All the rules primarily do is prohibit discrimination and traffic choking by the ISPs. Heavy-handed regulation would be approving the rates the ISPs could charge their customers because the companies would have to present detailed and complex data to support their rates. The net neutrality rules do nothing of the sort and are not heavy-handed regulation.
The argument that the rules apply inappropriate 19th-century regulation to 21st-century services is simply false. Prohibitions on unreasonable business practices are prevalent among our laws because of the insidious effects they have on commerce. The Sherman Antitrust Act is a 19th-century statute that is robustly enforced today.
The chairman also fails to acknowledge that similar non-discrimination rules have applied to the cellular industry since its inception in the 1980s. Did these rules stifle investment? No. Were these rules “heavy-handed” regulation? No. The ubiquitous existence of cellular service is proof the rules were not harmful to industry growth. Similarly, the net neutrality rules will not inhibit real internet growth.
Finally, the Chairman says nothing about the consolidation in the industry that has occurred in recent years: Comcast acquired NBC and AT&T acquired DirecTV and is seeking to acquire Time Warner. The industry is not the same today as it was in the 1990s, to which the chairman refers. It has evolved to a mature industry dominated by a few major players.

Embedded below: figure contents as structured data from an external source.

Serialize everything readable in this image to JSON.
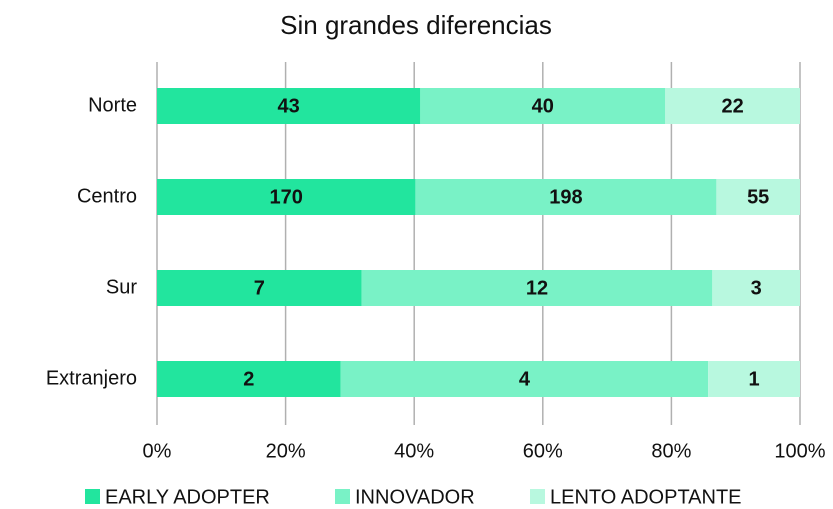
{
  "chart_data": {
    "type": "bar",
    "orientation": "horizontal",
    "stacked": "percent",
    "title": "Sin grandes diferencias",
    "categories": [
      "Norte",
      "Centro",
      "Sur",
      "Extranjero"
    ],
    "series": [
      {
        "name": "EARLY ADOPTER",
        "color": "#22e59e",
        "values": [
          43,
          170,
          7,
          2
        ]
      },
      {
        "name": "INNOVADOR",
        "color": "#79f2c6",
        "values": [
          40,
          198,
          12,
          4
        ]
      },
      {
        "name": "LENTO ADOPTANTE",
        "color": "#b8f8df",
        "values": [
          22,
          55,
          3,
          1
        ]
      }
    ],
    "xlim": [
      0,
      100
    ],
    "xticks": [
      {
        "value": 0,
        "label": "0%"
      },
      {
        "value": 20,
        "label": "20%"
      },
      {
        "value": 40,
        "label": "40%"
      },
      {
        "value": 60,
        "label": "60%"
      },
      {
        "value": 80,
        "label": "80%"
      },
      {
        "value": 100,
        "label": "100%"
      }
    ],
    "grid": true,
    "legend": "bottom"
  }
}
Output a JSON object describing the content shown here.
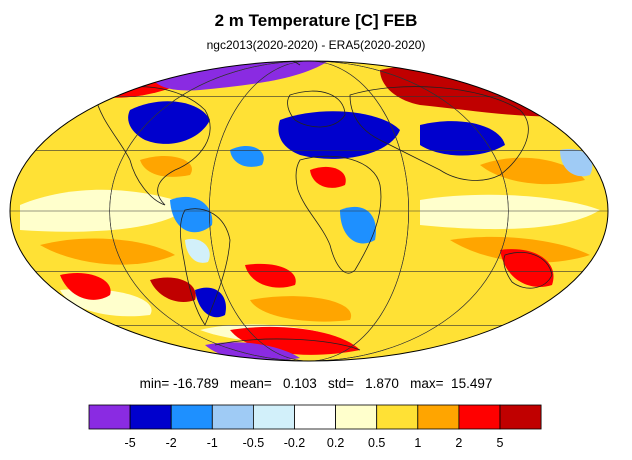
{
  "chart_data": {
    "type": "heatmap",
    "projection": "mollweide",
    "title": "2 m Temperature [C] FEB",
    "subtitle": "ngc2013(2020-2020) - ERA5(2020-2020)",
    "stats": {
      "text": "min= -16.789   mean=   0.103   std=   1.870   max=  15.497",
      "min": -16.789,
      "mean": 0.103,
      "std": 1.87,
      "max": 15.497
    },
    "colorbar": {
      "colors": [
        "#8a2be2",
        "#0000cd",
        "#1e90ff",
        "#9fcbf5",
        "#d2f0fa",
        "#ffffff",
        "#ffffcc",
        "#ffe135",
        "#ffa500",
        "#ff0000",
        "#c00000"
      ],
      "tick_labels": [
        "-5",
        "-2",
        "-1",
        "-0.5",
        "-0.2",
        "0.2",
        "0.5",
        "1",
        "2",
        "5"
      ],
      "levels": [
        -5,
        -2,
        -1,
        -0.5,
        -0.2,
        0.2,
        0.5,
        1,
        2,
        5
      ]
    },
    "grid": true,
    "palette": {
      "warm": "#ffe135",
      "pale": "#ffffcc",
      "orange": "#ffa500",
      "red": "#ff0000",
      "darkred": "#c00000",
      "purple": "#8a2be2",
      "navy": "#0000cd",
      "blue": "#1e90ff",
      "lightblue": "#9fcbf5",
      "paleblue": "#d2f0fa"
    }
  }
}
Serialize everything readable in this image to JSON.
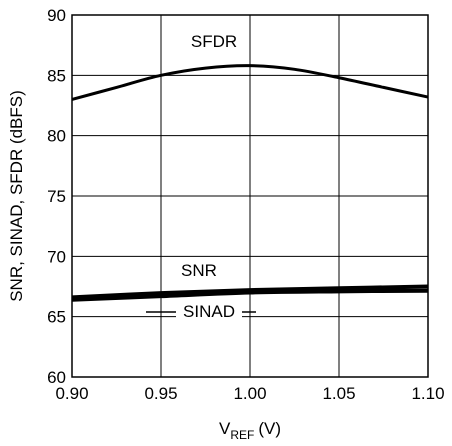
{
  "chart_data": {
    "type": "line",
    "ylabel": "SNR, SINAD, SFDR (dBFS)",
    "xlabel_main": "V",
    "xlabel_sub": "REF",
    "xlabel_unit": "(V)",
    "xlim": [
      0.9,
      1.1
    ],
    "ylim": [
      60,
      90
    ],
    "grid": true,
    "x_ticks": [
      0.9,
      0.95,
      1.0,
      1.05,
      1.1
    ],
    "x_tick_labels": [
      "0.90",
      "0.95",
      "1.00",
      "1.05",
      "1.10"
    ],
    "y_ticks": [
      60,
      65,
      70,
      75,
      80,
      85,
      90
    ],
    "y_tick_labels": [
      "60",
      "65",
      "70",
      "75",
      "80",
      "85",
      "90"
    ],
    "series": [
      {
        "name": "SFDR",
        "x": [
          0.9,
          0.925,
          0.95,
          0.975,
          1.0,
          1.025,
          1.05,
          1.075,
          1.1
        ],
        "y": [
          83.0,
          84.0,
          85.0,
          85.6,
          85.8,
          85.5,
          84.8,
          84.0,
          83.2
        ]
      },
      {
        "name": "SNR",
        "x": [
          0.9,
          0.95,
          1.0,
          1.05,
          1.1
        ],
        "y": [
          66.6,
          66.95,
          67.2,
          67.35,
          67.5
        ]
      },
      {
        "name": "SINAD",
        "x": [
          0.9,
          0.95,
          1.0,
          1.05,
          1.1
        ],
        "y": [
          66.4,
          66.7,
          67.0,
          67.1,
          67.15
        ]
      }
    ]
  }
}
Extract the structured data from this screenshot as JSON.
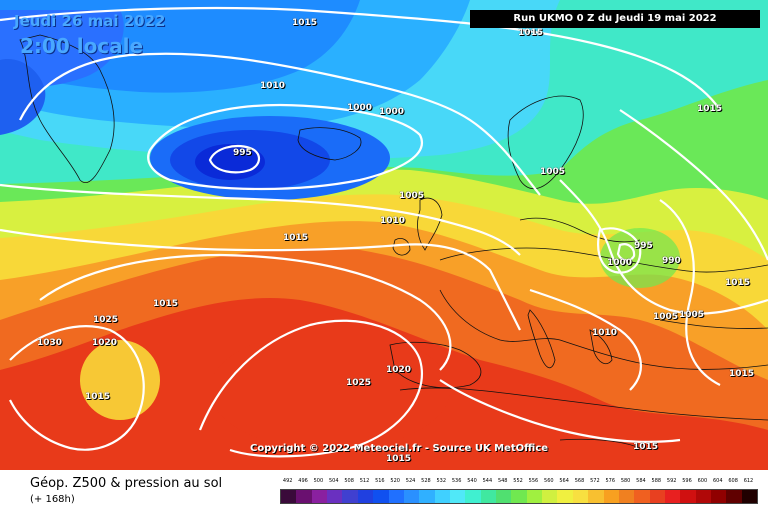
{
  "header": {
    "date_label": "Jeudi 26 mai 2022",
    "hour_label": "2:00 locale",
    "run_label": "Run UKMO 0 Z du Jeudi 19 mai 2022"
  },
  "map": {
    "isobar_labels": [
      "1015",
      "1015",
      "1010",
      "1000",
      "1000",
      "995",
      "1015",
      "1005",
      "1005",
      "1010",
      "1015",
      "995",
      "1000",
      "990",
      "1015",
      "1015",
      "1025",
      "1020",
      "1030",
      "1015",
      "1010",
      "1005",
      "1005",
      "1025",
      "1020",
      "1015",
      "1015",
      "1015"
    ],
    "copyright": "Copyright © 2022 Meteociel.fr - Source UK MetOffice"
  },
  "footer": {
    "title": "Géop. Z500 & pression au sol",
    "subtitle": "(+ 168h)",
    "scale_values": [
      "492",
      "496",
      "500",
      "504",
      "508",
      "512",
      "516",
      "520",
      "524",
      "528",
      "532",
      "536",
      "540",
      "544",
      "548",
      "552",
      "556",
      "560",
      "564",
      "568",
      "572",
      "576",
      "580",
      "584",
      "588",
      "592",
      "596",
      "600",
      "604",
      "608",
      "612"
    ],
    "scale_colors": [
      "#3a0a3a",
      "#6a1070",
      "#8a20a0",
      "#6a30c0",
      "#4040d0",
      "#2040e0",
      "#1050f0",
      "#2070ff",
      "#2a90ff",
      "#30b0ff",
      "#40d0ff",
      "#50e8f8",
      "#40f0d0",
      "#40e8a0",
      "#50e070",
      "#70e850",
      "#a0f040",
      "#d0f040",
      "#f0f040",
      "#f8e040",
      "#f8c030",
      "#f8a020",
      "#f08020",
      "#f06020",
      "#e84020",
      "#e82020",
      "#d01010",
      "#b00808",
      "#900000",
      "#600000",
      "#200000"
    ]
  }
}
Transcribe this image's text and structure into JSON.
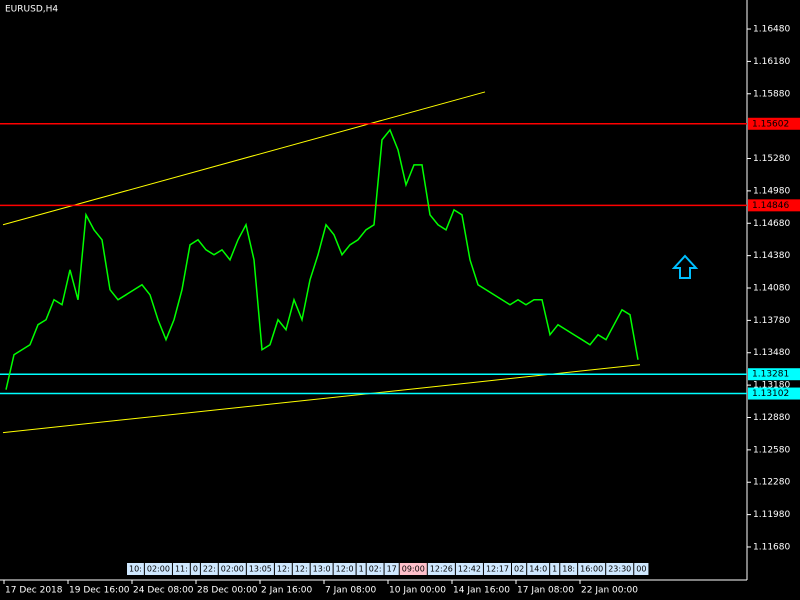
{
  "chart_data": {
    "type": "line",
    "title": "EURUSD,H4",
    "color": "#00ff00",
    "values": [
      1.13138,
      1.13462,
      1.13508,
      1.13554,
      1.1374,
      1.13786,
      1.13971,
      1.13925,
      1.14249,
      1.13971,
      1.14758,
      1.14619,
      1.14527,
      1.14064,
      1.13971,
      1.14017,
      1.14064,
      1.1411,
      1.14017,
      1.13786,
      1.13601,
      1.13786,
      1.14064,
      1.1448,
      1.14527,
      1.14434,
      1.14388,
      1.14434,
      1.14341,
      1.14527,
      1.14666,
      1.14341,
      1.13508,
      1.13554,
      1.13786,
      1.13693,
      1.13971,
      1.13786,
      1.14156,
      1.14388,
      1.14666,
      1.14573,
      1.14388,
      1.1448,
      1.14527,
      1.14619,
      1.14666,
      1.15453,
      1.15545,
      1.1536,
      1.15036,
      1.15221,
      1.15221,
      1.14758,
      1.14666,
      1.14619,
      1.14804,
      1.14758,
      1.14341,
      1.1411,
      1.14064,
      1.14017,
      1.13971,
      1.13925,
      1.13971,
      1.13925,
      1.13971,
      1.13971,
      1.13647,
      1.1374,
      1.13693,
      1.13647,
      1.13601,
      1.13554,
      1.13647,
      1.13601,
      1.1374,
      1.13878,
      1.13832,
      1.13415
    ],
    "x_labels": [
      "17 Dec 2018",
      "19 Dec 16:00",
      "24 Dec 08:00",
      "28 Dec 00:00",
      "2 Jan 16:00",
      "7 Jan 08:00",
      "10 Jan 00:00",
      "14 Jan 16:00",
      "17 Jan 08:00",
      "22 Jan 00:00"
    ],
    "ylim": [
      1.11374,
      1.16749
    ],
    "yticks": [
      {
        "value": 1.1648,
        "label": "1.16480"
      },
      {
        "value": 1.1618,
        "label": "1.16180"
      },
      {
        "value": 1.1588,
        "label": "1.15880"
      },
      {
        "value": 1.1528,
        "label": "1.15280"
      },
      {
        "value": 1.1498,
        "label": "1.14980"
      },
      {
        "value": 1.1468,
        "label": "1.14680"
      },
      {
        "value": 1.1438,
        "label": "1.14380"
      },
      {
        "value": 1.1408,
        "label": "1.14080"
      },
      {
        "value": 1.1378,
        "label": "1.13780"
      },
      {
        "value": 1.1348,
        "label": "1.13480"
      },
      {
        "value": 1.1318,
        "label": "1.13180"
      },
      {
        "value": 1.1288,
        "label": "1.12880"
      },
      {
        "value": 1.1258,
        "label": "1.12580"
      },
      {
        "value": 1.1228,
        "label": "1.12280"
      },
      {
        "value": 1.1198,
        "label": "1.11980"
      },
      {
        "value": 1.1168,
        "label": "1.11680"
      }
    ],
    "levels": [
      {
        "value": 1.15602,
        "color": "#ff0000"
      },
      {
        "value": 1.14846,
        "color": "#ff0000"
      },
      {
        "value": 1.13281,
        "color": "#00ffff"
      },
      {
        "value": 1.13102,
        "color": "#00ffff"
      }
    ],
    "trendlines": [
      {
        "from": 1.14666,
        "to": 1.15897,
        "color": "#ffff00"
      },
      {
        "from": 1.1274,
        "to": 1.13369,
        "color": "#ffff00"
      }
    ],
    "time_tags": [
      "10:",
      "02:00",
      "11:",
      "0",
      "22:",
      "02:00",
      "13:05",
      "12:",
      "12:",
      "13:0",
      "12:0",
      "1",
      "02:",
      "17",
      "09:00",
      "12:26",
      "12:42",
      "12:17",
      "02",
      "14:0",
      "1",
      "18:",
      "16:00",
      "23:30",
      "00"
    ]
  }
}
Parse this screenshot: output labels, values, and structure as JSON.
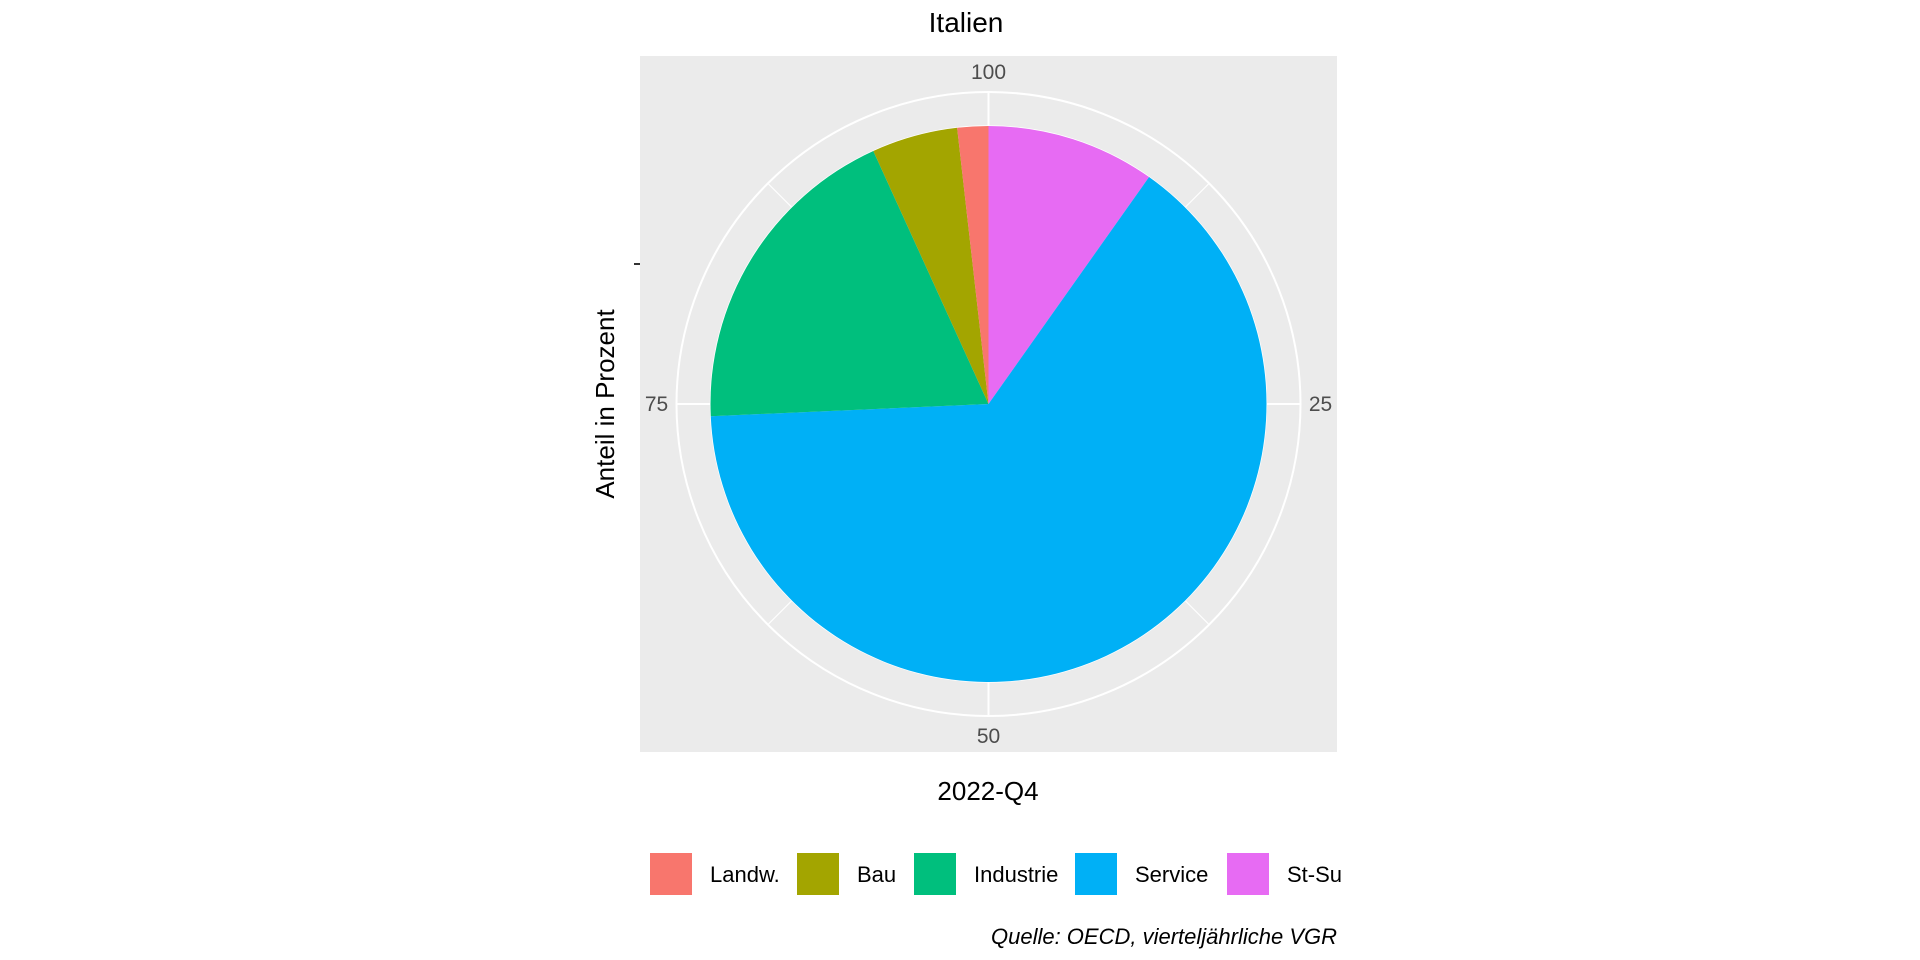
{
  "chart_data": {
    "type": "pie",
    "title": "Italien",
    "xlabel": "2022-Q4",
    "ylabel": "Anteil in Prozent",
    "theta_ticks": [
      {
        "value": 0,
        "label": "100"
      },
      {
        "value": 25,
        "label": "25"
      },
      {
        "value": 50,
        "label": "50"
      },
      {
        "value": 75,
        "label": "75"
      }
    ],
    "series": [
      {
        "name": "St-Su",
        "value": 9.8,
        "color": "#E76BF3"
      },
      {
        "name": "Service",
        "value": 64.5,
        "color": "#00B0F6"
      },
      {
        "name": "Industrie",
        "value": 18.9,
        "color": "#00BF7D"
      },
      {
        "name": "Bau",
        "value": 5.0,
        "color": "#A3A500"
      },
      {
        "name": "Landw.",
        "value": 1.8,
        "color": "#F8766D"
      }
    ],
    "legend": {
      "position": "bottom",
      "order": [
        "Landw.",
        "Bau",
        "Industrie",
        "Service",
        "St-Su"
      ]
    },
    "caption": "Quelle: OECD, vierteljährliche VGR",
    "panel_background": "#EBEBEB",
    "grid_color": "#FFFFFF",
    "grid": true
  }
}
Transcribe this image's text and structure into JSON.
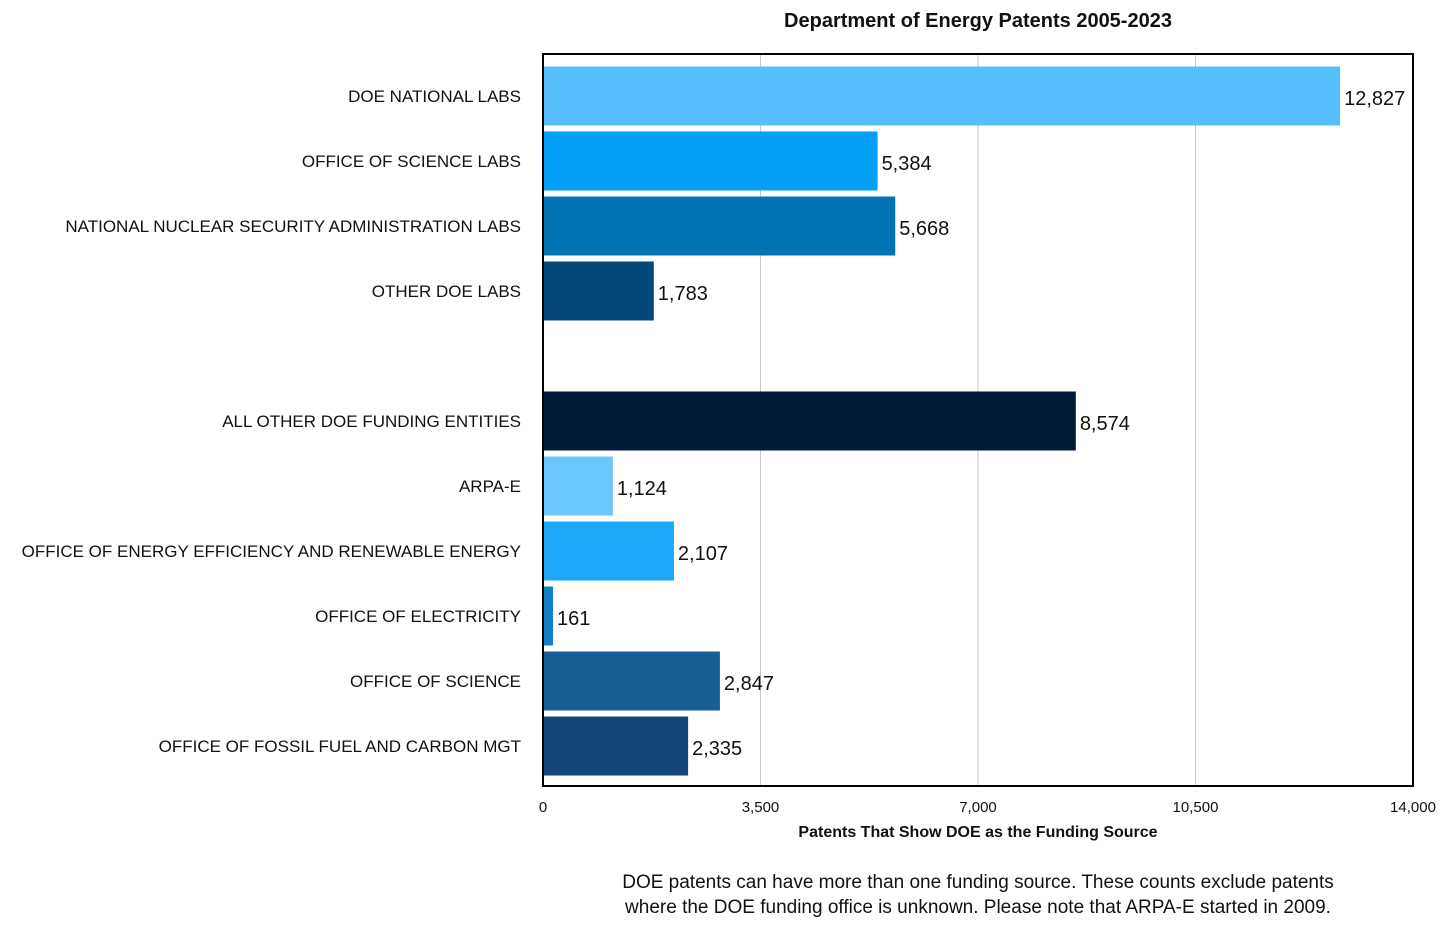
{
  "chart_data": {
    "type": "bar",
    "orientation": "horizontal",
    "title": "Department of Energy Patents 2005-2023",
    "xlabel": "Patents That Show DOE as the Funding Source",
    "ylabel": "",
    "xlim": [
      0,
      14000
    ],
    "xticks": [
      "0",
      "3,500",
      "7,000",
      "10,500",
      "14,000"
    ],
    "xtick_values": [
      0,
      3500,
      7000,
      10500,
      14000
    ],
    "grid": "vertical",
    "groups": [
      {
        "bars": [
          {
            "label": "DOE NATIONAL LABS",
            "value": 12827,
            "value_label": "12,827",
            "color": "#56BFFB"
          },
          {
            "label": "OFFICE OF SCIENCE LABS",
            "value": 5384,
            "value_label": "5,384",
            "color": "#049FF8"
          },
          {
            "label": "NATIONAL NUCLEAR SECURITY ADMINISTRATION LABS",
            "value": 5668,
            "value_label": "5,668",
            "color": "#0473B5"
          },
          {
            "label": "OTHER DOE LABS",
            "value": 1783,
            "value_label": "1,783",
            "color": "#03487A"
          }
        ]
      },
      {
        "bars": [
          {
            "label": "ALL OTHER DOE FUNDING ENTITIES",
            "value": 8574,
            "value_label": "8,574",
            "color": "#021938"
          },
          {
            "label": "ARPA-E",
            "value": 1124,
            "value_label": "1,124",
            "color": "#6CC8FC"
          },
          {
            "label": "OFFICE OF ENERGY EFFICIENCY AND RENEWABLE ENERGY",
            "value": 2107,
            "value_label": "2,107",
            "color": "#1EA8F9"
          },
          {
            "label": "OFFICE OF ELECTRICITY",
            "value": 161,
            "value_label": "161",
            "color": "#1180C6"
          },
          {
            "label": "OFFICE OF SCIENCE",
            "value": 2847,
            "value_label": "2,847",
            "color": "#175F94"
          },
          {
            "label": "OFFICE OF FOSSIL FUEL AND CARBON MGT",
            "value": 2335,
            "value_label": "2,335",
            "color": "#124677"
          }
        ]
      }
    ]
  },
  "footnote": {
    "line1": "DOE patents can have more than one funding source.  These counts exclude patents",
    "line2": "where the DOE funding office is unknown. Please note that ARPA-E started in 2009."
  }
}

Repealing the net neutrality rules will further solidify and entrench the already dominant ISPs. New enterprises will be at a disadvantage because they won’t be able to pay the fees a Netflix or Amazon does for faster internet lanes to reach customers. Users may not be able to access the content of their choice. And prices will rise as they do in all concentrated markets. The chairman’s actions, regrettably, are political and neither supported by historical facts or good policy.